TZVETANKA is a poetic film about the history of twentieth-century Bulgaria as seen through the eyes of Dr. Tzvetanka Gosheva and her incredible life story. 

Born into a wealthy family, Tzvetanka’s childhood dream was to become an actress, yet Bulgaria’s twentieth-century history causes her fate to radically change. What makes the twentieth century a unique period in Bulgaria’s history are the abrupt transitions from monarchy to communism and then to democracy. As one age is transformed into another, so are transformed the country and the people living in it. 

“Tzvetanka” is the story of my grandmother, who witnessed these three periods in Bulgaria’s history. Her life provides an insight into the life of our contemporaries, our society and our country.” Youlian Tabakov, film director and creator of the exhibition. 

The exhibition includes a presentation of the film “Tzvetanka“ (Youlian Tabakov, writer/ director, Adam Nilson, director of photography, Morten Nilsen, Martichka Bozhilova, producers), large format photographs and scenography-related material.




Youlian Tabakov is an internationally acclaimed young artist, having taken numerous specialization courses in Bulgaria and abroad. He has worked extensively with theater and film directors of high European caliber, all of whom contributed to the creation of the artwork’s visual concept, comprehensiveness and focus of perception. Drawing on his extensive experience as an artist, sculptor and scenographer, he got involved with leading film directors as a collaborator and conceptualist, also creating successful theater and film projects of his own. 

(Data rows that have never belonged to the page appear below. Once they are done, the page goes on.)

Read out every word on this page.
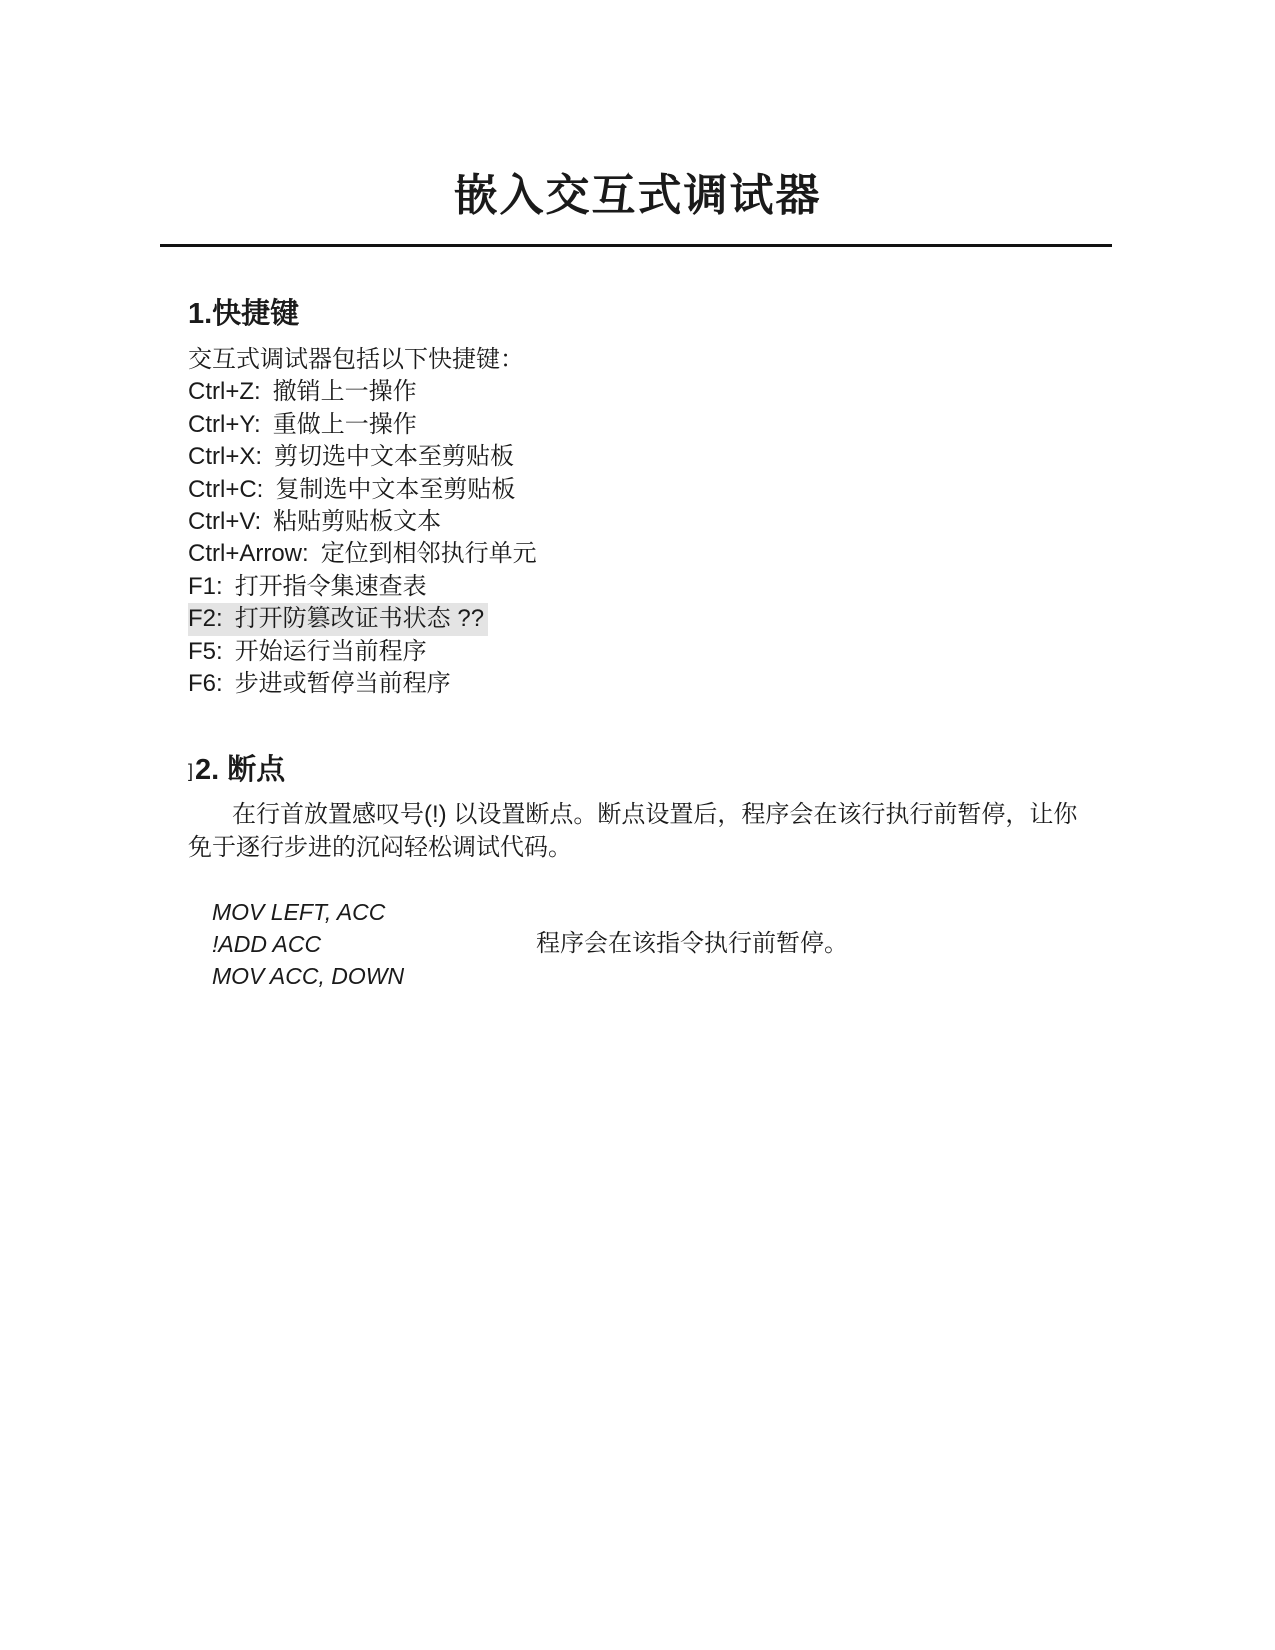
嵌入交互式调试器
1.快捷键
交互式调试器包括以下快捷键：
Ctrl+Z: 撤销上一操作
Ctrl+Y: 重做上一操作
Ctrl+X: 剪切选中文本至剪贴板
Ctrl+C: 复制选中文本至剪贴板
Ctrl+V: 粘贴剪贴板文本
Ctrl+Arrow: 定位到相邻执行单元
F1: 打开指令集速查表
F2: 打开防篡改证书状态 ??
F5: 开始运行当前程序
F6: 步进或暂停当前程序
]2. 断点
在行首放置感叹号(!) 以设置断点。断点设置后，程序会在该行执行前暂停，让你免于逐行步进的沉闷轻松调试代码。
MOV LEFT, ACC
!ADD ACC
MOV ACC, DOWN
程序会在该指令执行前暂停。
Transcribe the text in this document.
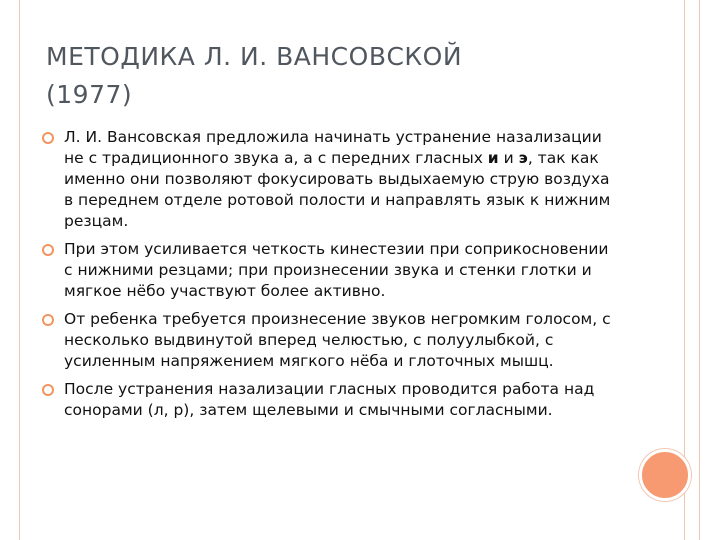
МЕТОДИКА Л. И. ВАНСОВСКОЙ
(1977)
Л. И. Вансовская предложила начинать устранение назализации не с традиционного звука а, а с передних гласных и и э, так как именно они позволяют фокусировать выдыхаемую струю воздуха в переднем отделе ротовой полости и направлять язык к нижним резцам.
При этом усиливается четкость кинестезии при соприкосновении с нижними резцами; при произнесении звука и стенки глотки и мягкое нёбо участвуют более активно.
От ребенка требуется произнесение звуков негромким голосом, с несколько выдвинутой вперед челюстью, с полуулыбкой, с усиленным напряжением мягкого нёба и глоточных мышц.
После устранения назализации гласных проводится работа над сонорами (л, р), затем щелевыми и смычными согласными.
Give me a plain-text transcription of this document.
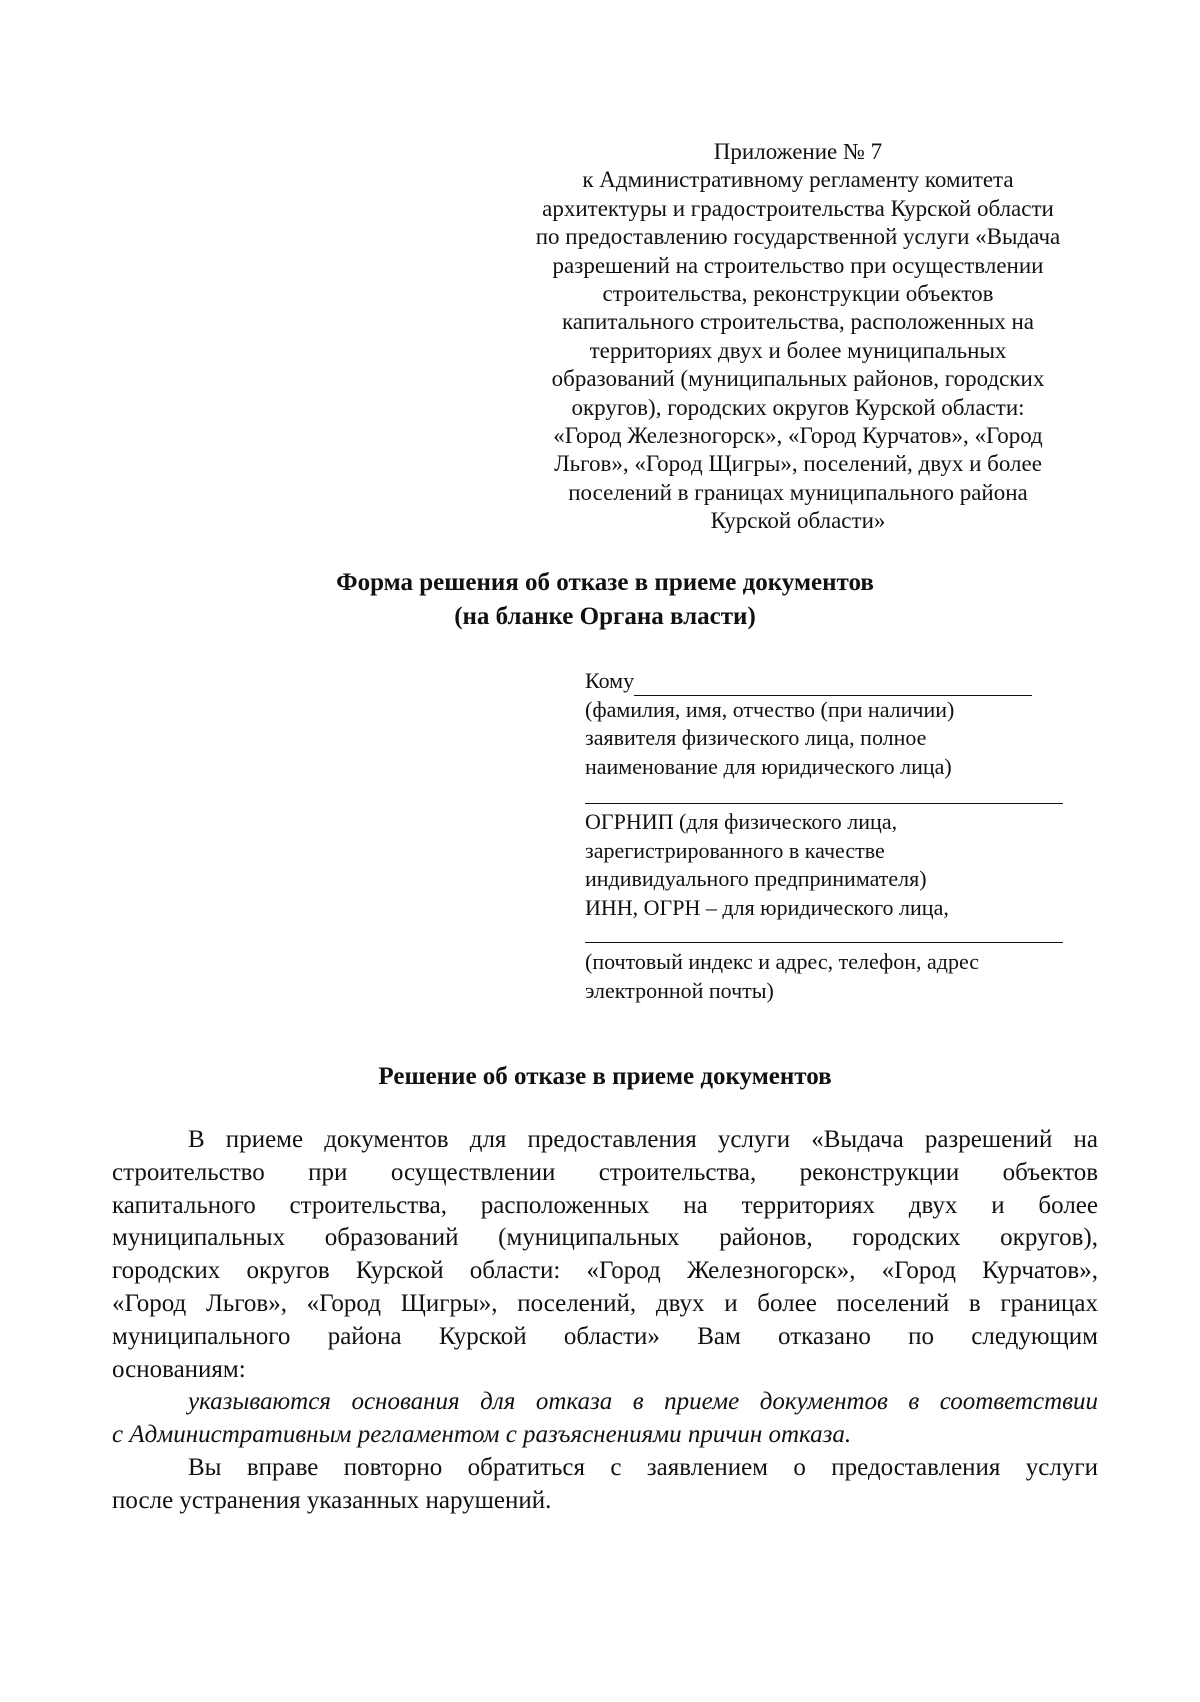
Приложение № 7
к Административному регламенту комитета
архитектуры и градостроительства Курской области
по предоставлению государственной услуги «Выдача
разрешений на строительство при осуществлении
строительства, реконструкции объектов
капитального строительства, расположенных на
территориях двух и более муниципальных
образований (муниципальных районов, городских
округов), городских округов Курской области:
«Город Железногорск», «Город Курчатов», «Город
Льгов», «Город Щигры», поселений, двух и более
поселений в границах муниципального района
Курской области»
Форма решения об отказе в приеме документов
(на бланке Органа власти)
Кому
(фамилия, имя, отчество (при наличии)
заявителя физического лица, полное
наименование для юридического лица)
ОГРНИП (для физического лица,
зарегистрированного в качестве
индивидуального предпринимателя)
ИНН, ОГРН – для юридического лица,
(почтовый индекс и адрес, телефон, адрес
электронной почты)
Решение об отказе в приеме документов
В приеме документов для предоставления услуги «Выдача разрешений на
строительство при осуществлении строительства, реконструкции объектов
капитального строительства, расположенных на территориях двух и более
муниципальных образований (муниципальных районов, городских округов),
городских округов Курской области: «Город Железногорск», «Город Курчатов»,
«Город Льгов», «Город Щигры», поселений, двух и более поселений в границах
муниципального района Курской области» Вам отказано по следующим
основаниям:
указываются основания для отказа в приеме документов в соответствии
с Административным регламентом с разъяснениями причин отказа.
Вы вправе повторно обратиться с заявлением о предоставления услуги
после устранения указанных нарушений.
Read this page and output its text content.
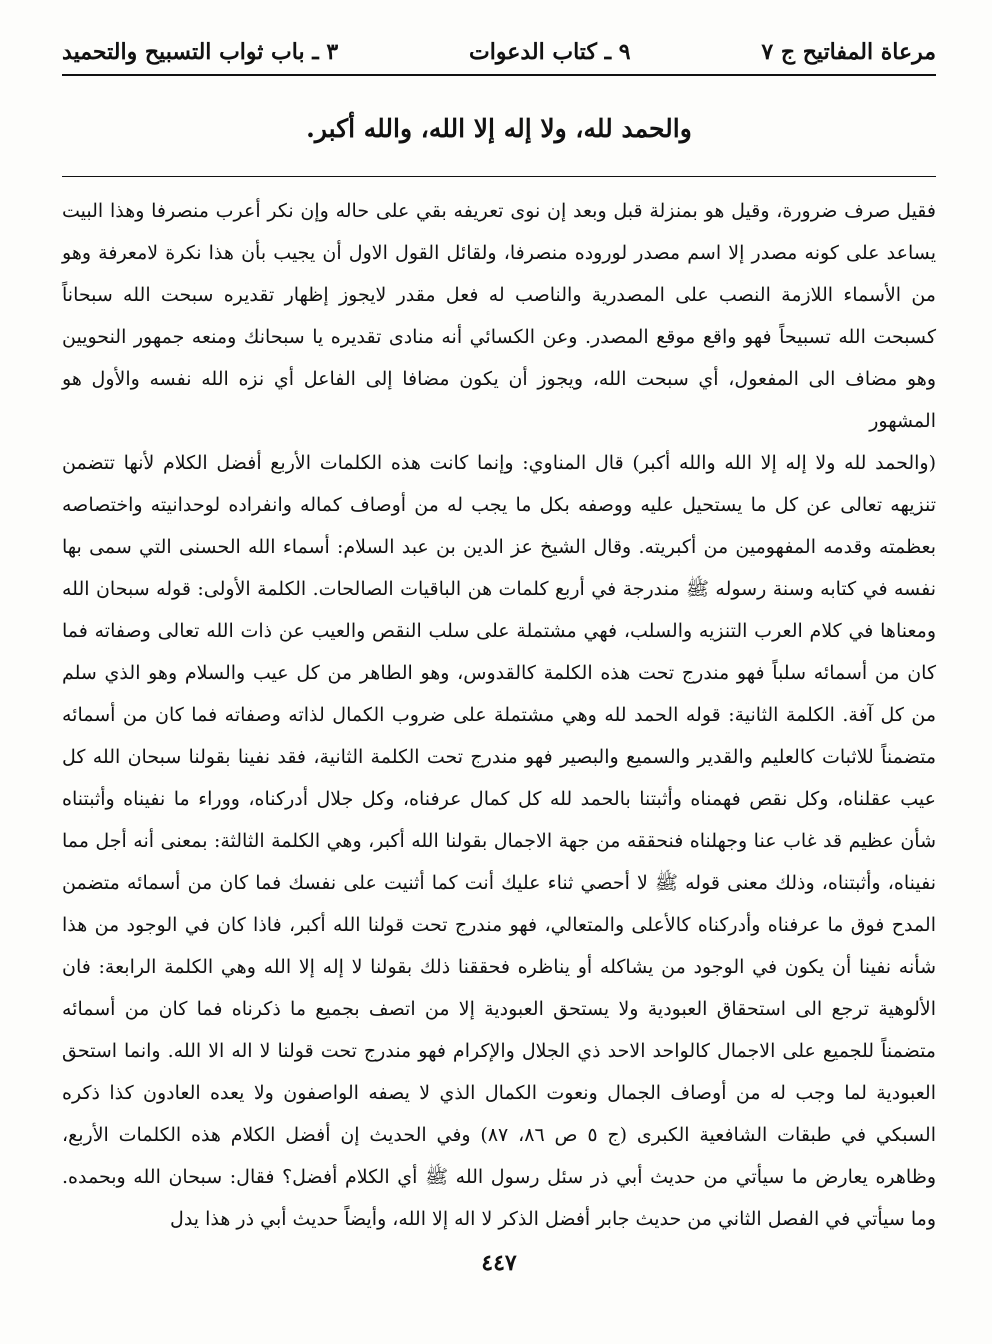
مرعاة المفاتيح ج ٧
٩ ـ كتاب الدعوات
٣ ـ باب ثواب التسبيح والتحميد
والحمد لله، ولا إله إلا الله، والله أكبر.

فقيل صرف ضرورة، وقيل هو بمنزلة قبل وبعد إن نوى تعريفه بقي على حاله وإن نكر أعرب منصرفا وهذا البيت يساعد على كونه مصدر إلا اسم مصدر لوروده منصرفا، ولقائل القول الاول أن يجيب بأن هذا نكرة لامعرفة وهو من الأسماء اللازمة النصب على المصدرية والناصب له فعل مقدر لايجوز إظهار تقديره سبحت الله سبحاناً كسبحت الله تسبيحاً فهو واقع موقع المصدر. وعن الكسائي أنه منادى تقديره يا سبحانك ومنعه جمهور النحويين وهو مضاف الى المفعول، أي سبحت الله، ويجوز أن يكون مضافا إلى الفاعل أي نزه الله نفسه والأول هو المشهور

(والحمد لله ولا إله إلا الله والله أكبر) قال المناوي: وإنما كانت هذه الكلمات الأربع أفضل الكلام لأنها تتضمن تنزيهه تعالى عن كل ما يستحيل عليه ووصفه بكل ما يجب له من أوصاف كماله وانفراده لوحدانيته واختصاصه بعظمته وقدمه المفهومين من أكبريته. وقال الشيخ عز الدين بن عبد السلام: أسماء الله الحسنى التي سمى بها نفسه في كتابه وسنة رسوله ﷺ مندرجة في أربع كلمات هن الباقيات الصالحات. الكلمة الأولى: قوله سبحان الله ومعناها في كلام العرب التنزيه والسلب، فهي مشتملة على سلب النقص والعيب عن ذات الله تعالى وصفاته فما كان من أسمائه سلباً فهو مندرج تحت هذه الكلمة كالقدوس، وهو الطاهر من كل عيب والسلام وهو الذي سلم من كل آفة. الكلمة الثانية: قوله الحمد لله وهي مشتملة على ضروب الكمال لذاته وصفاته فما كان من أسمائه متضمناً للاثبات كالعليم والقدير والسميع والبصير فهو مندرج تحت الكلمة الثانية، فقد نفينا بقولنا سبحان الله كل عيب عقلناه، وكل نقص فهمناه وأثبتنا بالحمد لله كل كمال عرفناه، وكل جلال أدركناه، ووراء ما نفيناه وأثبتناه شأن عظيم قد غاب عنا وجهلناه فنحققه من جهة الاجمال بقولنا الله أكبر، وهي الكلمة الثالثة: بمعنى أنه أجل مما نفيناه، وأثبتناه، وذلك معنى قوله ﷺ لا أحصي ثناء عليك أنت كما أثنيت على نفسك فما كان من أسمائه متضمن المدح فوق ما عرفناه وأدركناه كالأعلى والمتعالي، فهو مندرج تحت قولنا الله أكبر، فاذا كان في الوجود من هذا شأنه نفينا أن يكون في الوجود من يشاكله أو يناظره فحققنا ذلك بقولنا لا إله إلا الله وهي الكلمة الرابعة: فان الألوهية ترجع الى استحقاق العبودية ولا يستحق العبودية إلا من اتصف بجميع ما ذكرناه فما كان من أسمائه متضمناً للجميع على الاجمال كالواحد الاحد ذي الجلال والإكرام فهو مندرج تحت قولنا لا اله الا الله. وانما استحق العبودية لما وجب له من أوصاف الجمال ونعوت الكمال الذي لا يصفه الواصفون ولا يعده العادون كذا ذكره السبكي في طبقات الشافعية الكبرى (ج ٥ ص ٨٦، ٨٧) وفي الحديث إن أفضل الكلام هذه الكلمات الأربع، وظاهره يعارض ما سيأتي من حديث أبي ذر سئل رسول الله ﷺ أي الكلام أفضل؟ فقال: سبحان الله وبحمده. وما سيأتي في الفصل الثاني من حديث جابر أفضل الذكر لا اله إلا الله، وأيضاً حديث أبي ذر هذا يدل

٤٤٧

National Competition for painting, sculpture and graphics

12 March 2013 - 21 April 2013


The Allianz Bulgaria-supported National Painting, Graphic Arts, and Sculpture competition was launched in 2008 as a biennial event. There have been three competitions in the last five years, followed by a total of 21 exhibitions, featuring more than 3, 000 artworks, held in various cities.

The event aims to promote the creation of new artworks, as well as to follow the development of painting, sculpture, and graphic arts throughout the period 2008 – 2013. Some of the artworks were also exhibited abroad, namely in Munich, Prague, and Košice. 

Grand prize winners include Dimitar Cholakov, Angel Stanev, Veliko Marinchevski, Desislava Deneva, Emanuela Kovach, Nelly Hristova, Zhivka Marinova, Cyril Meskin and Ivan Ninov.

Competition catalogues were available at all three of the competitions held so far.

The SCAG-hosted exhibition presents fifty four award winners from the three competitions held so far. Artworks belong to Allianz Bulgaria.